We Got Easter Backwards
Resurrection was never meant to be a holiday mood. It was meant to sustain resistance

We got it backwards.
We treat Easter in our culture like a one-day event: sunrise service, too much chocolate, ham, maybe a new outfit, and then back to Ordinary Time. We act like resurrection is a finish line rather than the starting line. And in a political moment this disordered, that mistake is costing us something we can’t afford to lose.
The church knew better, which is why the liturgical year keeps time differently from the rest of the world. Eastertide runs fifty days, from Resurrection Sunday to Pentecost. Fifty days of living inside the claim that death doesn’t get the last word. Fifty days of practicing what it looks like to be people who refuse to be governed by fear, because we’ve staked our lives on the conviction that the worst thing that can happen isn’t actually the last thing that can happen.
I need those fifty days right now. I suspect you do too.
Because when Easter collapses into a single morning, resurrection becomes sentimental, a pastel rendering of the world. It shrinks to become the kind of faith that feels good on a Sunday but offers nothing useful by Monday when the news is already terrible again, and the cruelty seems freshly organized, and the folks with power are using it to hurt people without it.
But Easter as a season? That’s a story we can live inside of. That’s something that can hold us.

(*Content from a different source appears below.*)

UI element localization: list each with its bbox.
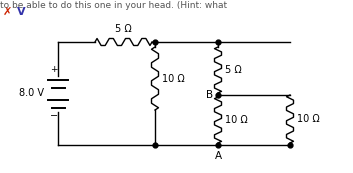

The earliest followers of Jesus didn’t walk away from the empty tomb with their problems solved and a spring in their step. They walked away confused, frightened, and facing the same empire that’d just lynched their teacher. And if we’re honest, their friend.
What changed after Easter wasn’t their circumstances so much as their orientation to those circumstances. Resurrection didn’t remove the Roman boot from their necks. It told them the Roman boot wasn’t the truest thing about the world … at least the world they lived in.
That’s the word I need on a Friday morning in April, after doing my taxes and while I’m reading the news and wondering what kind of world my grandchildren are going to inherit.
The powers that traffic in cruelty are counting on our exhaustion. They’re counting on us treating resistance the way we treat Easter: a single day of feeling something, followed by fifty days of going back to normal.
But there’s no normal to go back to. There’s only the long, stubborn, fifty-day Eastertide insistence that love is more durable than anything Caesar can throw at us.
After all, what sustains us isn’t optimism. It’s the story of Jesus’ resurrection and the promise that even the systems of domination and cruelty wielded by Caesar don’t get the last word.
And resurrection, it turns out, takes more than a day.



Thank you for this reminder of the necessary perseverance and perspective of being Easter people.
This is why we need ALL the liturgies of Holy Week, and, more than anything, a real, substantial Great Vigil of Easter, starting in pitch darkness (NOT at dusk or sunset!!!), singing and praying and rehearsing multiple high points of our story -- a creation that is VERY GOOD; a great flood; a passage through the sea; a valley of dry bones raised to new life; the promise that the mountains and hills will break forth into singing and all the trees of the field will clap their hands; the three days spent by Jonah in the belly of the whale; the three young men in the fiery furnace -- and at last, only after sitting with this story in the dark, renewing our baptismal vows and proclaiming HE IS RISEN INDEED. And then, only then, gathering in amazement and joy around his table.
Just showing up on Sunday morning for the flowers and chocolate is an appalling distortion of the Good News -- a tame and laundered version, comforting and respectable -- assuring us that all the blood and horror of Good Friday were just a bad dream and now it's morning and everything is normal and nice again. That is not a message of liberation; it is a bland assurance of civil religion that simply lulls us into complacency.